Em 2020, os cortes custaram aos países africanos cerca de 250 milhões de dólares em actividades económicas perdidas, quase metade disso apenas na Etiópia, de acordo com o grupo defensor da internet, Top10VPN.
“O custo económico de uma interrupção dos serviços de internet persiste muito além dos dias em que as interrupções ocorrem,” Juliet Nanfuka, analista de direitos digitais da Colaboração na Política Internacional de TIC na África Oriental e Austral, disse à ADF. Os cortes subvertem as cadeias de fornecimento e criam problemas que se reflectirão em toda a economia, disse.
Com um único portal de internet de propriedade do Estado, as autoridades etíopes possuem controlo quase total sobre o acesso dos seus cidadãos à internet. Recentemente, as autoridades bloquearam informação sobre a luta na região do Tigré.
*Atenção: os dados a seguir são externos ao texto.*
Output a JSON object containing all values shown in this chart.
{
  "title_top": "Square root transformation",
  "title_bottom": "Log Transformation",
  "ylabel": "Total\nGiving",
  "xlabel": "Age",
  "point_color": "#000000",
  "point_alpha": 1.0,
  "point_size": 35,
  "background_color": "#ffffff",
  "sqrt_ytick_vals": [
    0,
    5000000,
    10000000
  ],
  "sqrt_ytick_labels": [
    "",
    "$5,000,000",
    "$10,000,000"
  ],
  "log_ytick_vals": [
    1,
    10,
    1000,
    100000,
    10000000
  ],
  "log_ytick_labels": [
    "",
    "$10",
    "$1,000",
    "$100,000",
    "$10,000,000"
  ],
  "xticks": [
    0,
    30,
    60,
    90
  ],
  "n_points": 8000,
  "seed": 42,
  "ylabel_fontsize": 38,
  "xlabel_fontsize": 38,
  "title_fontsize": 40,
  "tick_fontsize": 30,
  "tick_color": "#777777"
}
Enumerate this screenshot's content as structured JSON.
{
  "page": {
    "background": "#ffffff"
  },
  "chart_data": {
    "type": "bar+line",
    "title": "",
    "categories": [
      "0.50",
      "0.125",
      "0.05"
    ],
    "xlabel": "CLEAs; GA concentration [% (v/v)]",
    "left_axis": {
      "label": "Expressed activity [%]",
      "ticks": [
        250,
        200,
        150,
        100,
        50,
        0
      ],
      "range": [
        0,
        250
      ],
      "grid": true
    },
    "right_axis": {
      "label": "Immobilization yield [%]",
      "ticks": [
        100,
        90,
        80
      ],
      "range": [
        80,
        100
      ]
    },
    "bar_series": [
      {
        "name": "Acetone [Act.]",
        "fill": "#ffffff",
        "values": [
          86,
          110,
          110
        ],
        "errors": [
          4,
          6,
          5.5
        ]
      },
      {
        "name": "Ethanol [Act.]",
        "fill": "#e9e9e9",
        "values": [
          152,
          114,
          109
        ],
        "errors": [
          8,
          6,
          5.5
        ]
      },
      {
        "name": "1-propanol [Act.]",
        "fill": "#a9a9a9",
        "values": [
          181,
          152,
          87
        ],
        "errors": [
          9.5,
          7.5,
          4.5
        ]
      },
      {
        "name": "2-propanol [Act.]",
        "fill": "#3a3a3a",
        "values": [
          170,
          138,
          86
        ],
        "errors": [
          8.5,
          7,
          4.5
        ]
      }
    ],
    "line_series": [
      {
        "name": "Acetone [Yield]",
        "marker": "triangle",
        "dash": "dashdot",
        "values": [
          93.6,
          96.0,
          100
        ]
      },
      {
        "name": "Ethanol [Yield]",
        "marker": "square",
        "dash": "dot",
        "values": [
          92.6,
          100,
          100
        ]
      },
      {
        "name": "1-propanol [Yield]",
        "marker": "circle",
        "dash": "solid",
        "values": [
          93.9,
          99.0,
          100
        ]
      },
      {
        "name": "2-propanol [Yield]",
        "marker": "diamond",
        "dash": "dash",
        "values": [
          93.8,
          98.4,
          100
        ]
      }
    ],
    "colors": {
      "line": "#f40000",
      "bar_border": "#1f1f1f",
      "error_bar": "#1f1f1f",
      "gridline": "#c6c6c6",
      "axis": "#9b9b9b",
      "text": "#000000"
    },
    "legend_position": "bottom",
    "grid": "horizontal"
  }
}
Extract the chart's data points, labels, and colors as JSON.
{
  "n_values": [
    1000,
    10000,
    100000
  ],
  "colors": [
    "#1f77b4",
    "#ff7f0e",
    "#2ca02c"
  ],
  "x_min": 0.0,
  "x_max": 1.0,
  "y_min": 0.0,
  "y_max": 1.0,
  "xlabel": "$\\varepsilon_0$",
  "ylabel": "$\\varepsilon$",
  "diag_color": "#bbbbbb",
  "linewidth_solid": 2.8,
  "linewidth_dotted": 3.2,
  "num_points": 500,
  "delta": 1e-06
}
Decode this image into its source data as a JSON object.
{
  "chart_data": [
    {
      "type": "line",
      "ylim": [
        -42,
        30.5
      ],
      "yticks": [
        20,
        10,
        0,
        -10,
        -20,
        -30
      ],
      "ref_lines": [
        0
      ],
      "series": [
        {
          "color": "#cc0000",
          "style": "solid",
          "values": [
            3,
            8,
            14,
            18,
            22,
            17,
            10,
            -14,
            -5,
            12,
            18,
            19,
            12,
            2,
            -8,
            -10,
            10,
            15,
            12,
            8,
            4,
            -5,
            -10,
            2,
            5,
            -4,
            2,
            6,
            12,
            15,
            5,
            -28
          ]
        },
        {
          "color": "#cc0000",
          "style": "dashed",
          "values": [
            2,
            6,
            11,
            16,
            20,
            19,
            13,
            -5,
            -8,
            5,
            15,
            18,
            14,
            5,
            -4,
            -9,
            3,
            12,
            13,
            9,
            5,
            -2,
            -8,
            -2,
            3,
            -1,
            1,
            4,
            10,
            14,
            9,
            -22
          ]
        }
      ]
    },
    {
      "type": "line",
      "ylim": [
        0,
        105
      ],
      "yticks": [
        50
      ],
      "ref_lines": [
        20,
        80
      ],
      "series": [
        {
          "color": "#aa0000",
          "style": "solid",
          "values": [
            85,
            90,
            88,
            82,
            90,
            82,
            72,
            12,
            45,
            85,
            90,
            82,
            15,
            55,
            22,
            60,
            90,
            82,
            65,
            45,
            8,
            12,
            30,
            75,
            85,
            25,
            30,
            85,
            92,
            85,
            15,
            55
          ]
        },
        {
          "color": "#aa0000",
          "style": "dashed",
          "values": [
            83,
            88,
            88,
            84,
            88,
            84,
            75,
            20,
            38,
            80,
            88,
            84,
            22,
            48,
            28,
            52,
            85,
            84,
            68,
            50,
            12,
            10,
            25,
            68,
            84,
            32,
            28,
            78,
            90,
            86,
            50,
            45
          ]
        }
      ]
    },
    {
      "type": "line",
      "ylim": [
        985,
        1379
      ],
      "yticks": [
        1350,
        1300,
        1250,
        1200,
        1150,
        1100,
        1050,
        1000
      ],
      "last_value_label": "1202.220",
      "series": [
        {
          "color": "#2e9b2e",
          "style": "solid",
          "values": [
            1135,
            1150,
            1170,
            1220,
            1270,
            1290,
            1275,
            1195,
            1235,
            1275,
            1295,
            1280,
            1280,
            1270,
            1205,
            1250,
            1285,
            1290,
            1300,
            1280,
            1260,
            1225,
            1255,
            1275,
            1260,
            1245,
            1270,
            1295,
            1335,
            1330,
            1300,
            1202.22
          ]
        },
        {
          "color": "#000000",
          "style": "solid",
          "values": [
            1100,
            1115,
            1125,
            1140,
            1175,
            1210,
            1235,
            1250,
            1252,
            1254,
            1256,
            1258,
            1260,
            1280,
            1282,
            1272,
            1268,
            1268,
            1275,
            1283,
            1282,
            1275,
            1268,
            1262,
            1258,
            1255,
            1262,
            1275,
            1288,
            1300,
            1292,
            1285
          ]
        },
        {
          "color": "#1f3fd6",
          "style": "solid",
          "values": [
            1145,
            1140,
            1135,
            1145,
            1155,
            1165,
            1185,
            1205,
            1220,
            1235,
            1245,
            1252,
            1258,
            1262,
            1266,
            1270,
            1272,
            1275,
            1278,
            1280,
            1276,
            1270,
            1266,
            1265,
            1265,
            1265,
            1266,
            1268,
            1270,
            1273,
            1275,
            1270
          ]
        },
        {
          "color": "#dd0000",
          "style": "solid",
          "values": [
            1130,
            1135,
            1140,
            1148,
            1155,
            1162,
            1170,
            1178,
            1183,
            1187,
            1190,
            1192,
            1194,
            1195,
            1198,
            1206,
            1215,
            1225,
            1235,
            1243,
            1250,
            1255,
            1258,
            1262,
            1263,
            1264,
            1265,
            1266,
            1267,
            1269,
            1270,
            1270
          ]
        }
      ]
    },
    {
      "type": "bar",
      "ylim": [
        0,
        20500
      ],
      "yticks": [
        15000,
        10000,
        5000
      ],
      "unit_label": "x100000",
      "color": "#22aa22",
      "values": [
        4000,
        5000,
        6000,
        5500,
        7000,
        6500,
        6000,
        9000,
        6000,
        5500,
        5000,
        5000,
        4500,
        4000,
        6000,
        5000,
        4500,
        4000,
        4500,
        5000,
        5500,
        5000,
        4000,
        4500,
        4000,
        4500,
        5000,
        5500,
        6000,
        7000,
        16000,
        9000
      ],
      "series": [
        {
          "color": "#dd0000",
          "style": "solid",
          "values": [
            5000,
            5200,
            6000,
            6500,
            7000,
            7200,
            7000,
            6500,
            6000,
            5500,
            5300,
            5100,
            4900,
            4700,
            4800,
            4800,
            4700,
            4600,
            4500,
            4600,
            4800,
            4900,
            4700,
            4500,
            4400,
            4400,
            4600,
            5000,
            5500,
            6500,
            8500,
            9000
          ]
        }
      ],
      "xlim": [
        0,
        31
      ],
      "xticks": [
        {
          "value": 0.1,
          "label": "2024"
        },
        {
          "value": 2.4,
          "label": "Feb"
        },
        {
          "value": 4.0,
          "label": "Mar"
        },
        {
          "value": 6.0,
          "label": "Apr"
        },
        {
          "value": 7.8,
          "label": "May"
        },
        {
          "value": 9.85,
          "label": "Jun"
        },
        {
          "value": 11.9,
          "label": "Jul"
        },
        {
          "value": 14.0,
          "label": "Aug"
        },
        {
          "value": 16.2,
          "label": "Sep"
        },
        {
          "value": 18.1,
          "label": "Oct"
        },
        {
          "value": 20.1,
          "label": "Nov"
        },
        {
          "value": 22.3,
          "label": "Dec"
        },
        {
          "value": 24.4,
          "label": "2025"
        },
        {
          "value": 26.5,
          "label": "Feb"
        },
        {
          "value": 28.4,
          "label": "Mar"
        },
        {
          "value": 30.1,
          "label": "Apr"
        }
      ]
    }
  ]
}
“De agora em diante, o governo etíope deve encontrar formas sustentáveis e soluções justas para os factores que causam violência repetitiva e de gerações bem como o trauma no país,” Berthan Taye, analista político sénior do Access Now, disse num comunicado. “Desligar a internet não é uma abordagem construtiva e aconselhável para lidar com os problemas recorrentes da Etiópia.”
De acordo com Ilori, os cortes dos serviços de internet revelam o verdadeiro progresso que certos países africanos em específico fizeram em direcção à democracia.
“O acesso à internet para muitos é muito mais do que um nome – apenas uma tecnologia que liga,” disse Ilori à ADF. “É também um verbo, que está activamente a criar oportunidades para distúrbios políticos ocasionais. E isso é o que as tiranias não querem.”
Enquanto os países africanos adoptam tecnologia de comunicação e de vigilância chinesas, defensores dos direitos civis do continente alertam que eles irão também adoptar as tácticas chinesas para ocultar informação.
Há um ano, o Dr. Li Wenliang tornou-se uma das primeiras vítimas conhecidas da COVID-19. Entretanto, antes disso, ele foi vítima de esforços da China para esconder a verdade sobre a doença respiratória mortal que em breve se propagaria para todos os cantos do globo terrestre.
No dia 30 de Dezembro de 2019, Li, um oftalmologista de Wuhan, alertou aos seus colegas médicos num grupo de chat para se protegerem da doença respiratória mortal que se estava a propagar pelo seu hospital.
As autoridades locais rapidamente convocaram Li para o Bureau de Segurança Pública e obrigaram-no a assinar uma declaração confessando que tinha feito declarações falsas para criar distúrbios na ordem social. A última publicação de Li no serviço de mensagens Weibo, da China, no dia 1 de Fevereiro de 2020, confirmou que ele tinha COVID-19. Ele morreu pouco depois de uma semana.
Na sequência da sua morte, censores do governo removeram as publicações online que apelavam para a liberdade de expressão relacionada com crises de saúde pública, noticiou a CNN. Isso pode ter causado, entre a população, o medo de falar sobre o vírus ou de divulgar a informação.
“É impossível saber quantas pessoas morreram, ou poderão morrer no futuro, pelo facto de as pessoas terem decidido fazer uma autocensura, em vez de arriscarem ser vítimas de castigos,” escreveu Paul Gardner para o sítio da internet, The Conversation. “O surto do coronavírus destaca os riscos de um sistema que coloca a estabilidade social e a legitimidade do partido no poder acima do interesse público.”